In my discussions on Palestinian-Israeli negotiations with various informed audiences around the United States during the past month, the question that comes up most often is about how the Palestinians can, should or will respond to the Israeli government demand that they must recognize Israel as a “Jewish state.” The prevalent Arab and Palestinian demand is to rule out any such recognition, on several valid grounds, such as: The Jewish state concept is not defined, it does not take account of the Palestinian Arab and other non-Jewish Israelis, it does not address the implications of such recognition for the U.N.-acknowledged rights of Palestinian refugees, and it does not have any basis in international law or diplomatic norms related to how states recognize each other.
These points do not seem to impress the Israelis, who have made this more central to their demands for any permanent peace agreement. Israel also seems to have convinced the United States to come down on its side, as the American president, secretary of state and other senior officials have routinely referred to Israel as “the Jewish state of Israel” or some other such formulation.
It is not clear if Palestinians will cave in and accept the Israeli-American demand as they usually do, for three main reasons. First, the demand comes in the context of final-status negotiations that aim to resolve all outstanding disputes, so there is likely to be some room for give-and-take in any final agreement. Second, the “Jewish state” concept remains undefined, and its clear definition, coupled with agreement on the rights of the Palestinians and non-Jewish Israelis, could pave the way for some mutual acknowledgments that satisfy both sides. Third, a central negotiating demand such as this that springs up suddenly after over six decades of warfare seems to be a proxy concept that reflects deeper issues that must be resolved.
Israeli Prime Minister Benjamin Netanyahu has only broadly commented on why the Palestinians must recognize Israel as the Jewish state or as “the nation state of the Jewish people.” He recently claimed at a conference of the Institute for National Security Studies that the Palestinians have long had a “basic objection to any Jewish presence,” which he traces back to the Arab-Zionist clashes of the early decades of the 20th century, before the state of Israel came into being. He sees the Palestinian Arab conflict with Israel as reflecting a “struggle against the very existence of the Jewish state, against Zionism or any geographic expression of it, any state of Israel in any border. The conflict is not over these territories; it is not about settlements, and it is not about a Palestinian state ... This conflict has gone on because of one reason, the stubborn opposition to recognize the Jewish state, the nation-state of the Jewish people.”
As usual, Netanyahu offers a combination of outright lies and views that widely reflect Israeli and, to a lesser extent, worldwide Jewish sentiments on such core issues. He lies because the Palestinians and other Arabs who rejected the formation of a Jewish state in 1948 have since come to terms with it, assuming that Palestinian national and individual rights are also implemented in an accord accepted by both sides. The Palestinians have twice in recent decades recognized Israel and accepted its existence, on the same reciprocal basis that has led to recognition and implementation of Palestinian rights.

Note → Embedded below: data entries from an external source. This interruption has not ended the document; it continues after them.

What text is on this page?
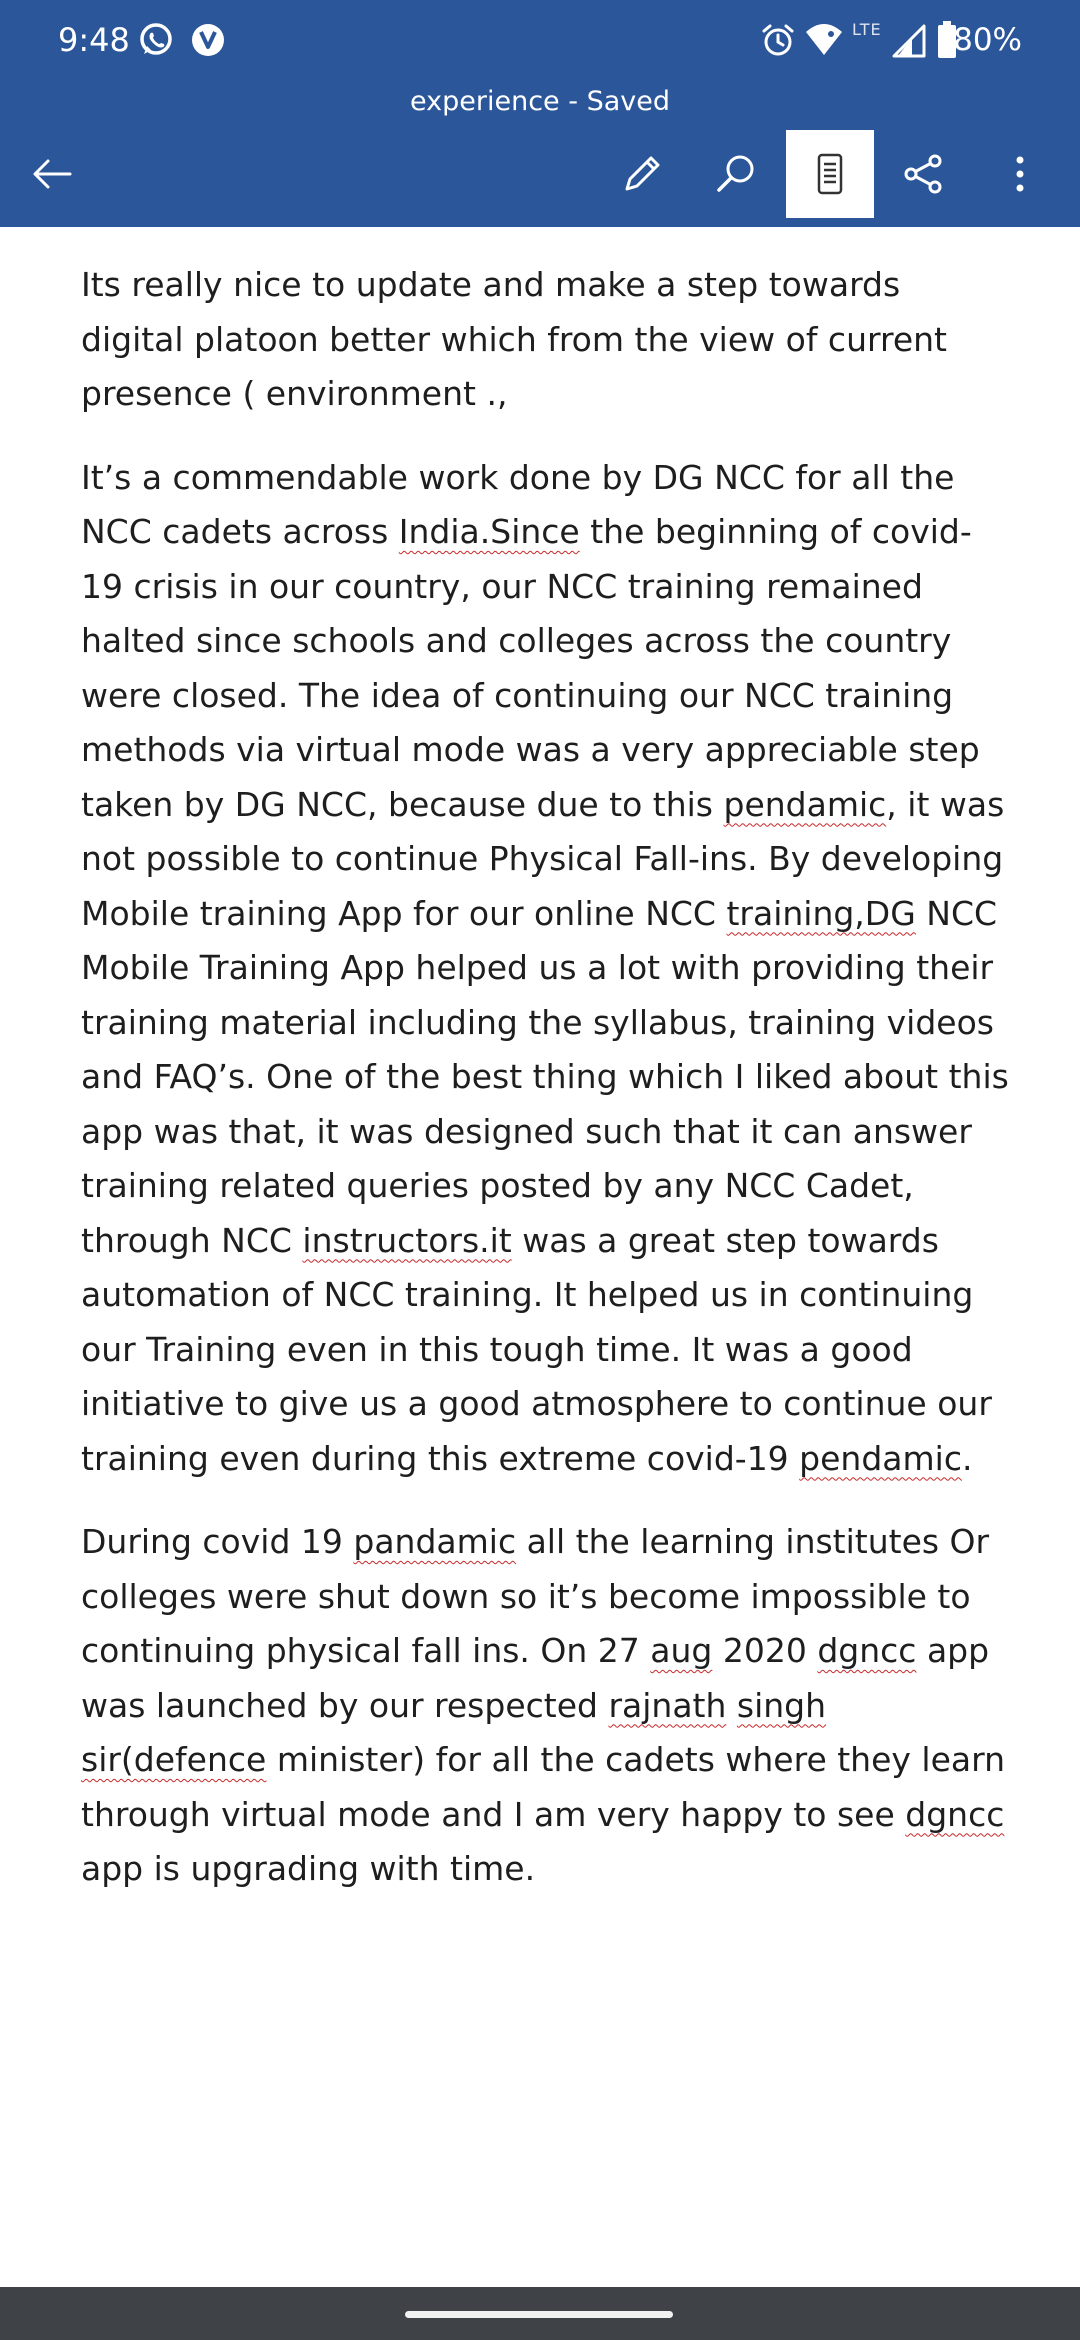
9:48	LTE 80%
experience - Saved

Its really nice to update and make a step towards digital platoon better which from the view of current presence ( environment .,

It’s a commendable work done by DG NCC for all the NCC cadets across India.Since the beginning of covid-19 crisis in our country, our NCC training remained halted since schools and colleges across the country were closed. The idea of continuing our NCC training methods via virtual mode was a very appreciable step taken by DG NCC, because due to this pendamic, it was not possible to continue Physical Fall-ins. By developing Mobile training App for our online NCC training,DG NCC Mobile Training App helped us a lot with providing their training material including the syllabus, training videos and FAQ’s. One of the best thing which I liked about this app was that, it was designed such that it can answer training related queries posted by any NCC Cadet, through NCC instructors.it was a great step towards automation of NCC training. It helped us in continuing our Training even in this tough time. It was a good initiative to give us a good atmosphere to continue our training even during this extreme covid-19 pendamic.

During covid 19 pandamic all the learning institutes Or colleges were shut down so it’s become impossible to continuing physical fall ins. On 27 aug 2020 dgncc app was launched by our respected rajnath singh sir(defence minister) for all the cadets where they learn through virtual mode and I am very happy to see dgncc app is upgrading with time.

The current Palestinian and Arab rejection of the Israeli demand should include asking for an authoritative Israeli explanation of the meaning and implications of a Jewish state, and the deeper reasons for why Israelis are making this demand now. I suspect that the need for such recognition mirrors profound insecurities and concerns in Israel about three issues: the state’s ultimate Jewish character, the sincerity of Arab recognition of Israel in a peace treaty, and the consequences of a peace accord that is likely to include agreement on options to address the conditions for Palestinian refugees, including allowing a limited number to return to what is now Israel.
If this is the case, Israel should articulate honestly and clearly the issues that it needs resolved, so that sincere negotiators can get on with the business of crafting an agreement that meets the critical needs of both sides. The current Israeli strategy of trying to shape an agreement unilaterally while lying to the world about Palestinian sentiments is an embarrassment to Jewish traditions of justice, but seems to be routine for the extremists and deceit merchants who shape Zionism today.
The Palestinians should respond by demanding to know the meaning and motives of this idea. In this way they would be able to formulate a nuanced response that promotes an ultimate peace settlement that responds to the legitimate rights of both sides, rather than making this impossible, as the Israeli approach does.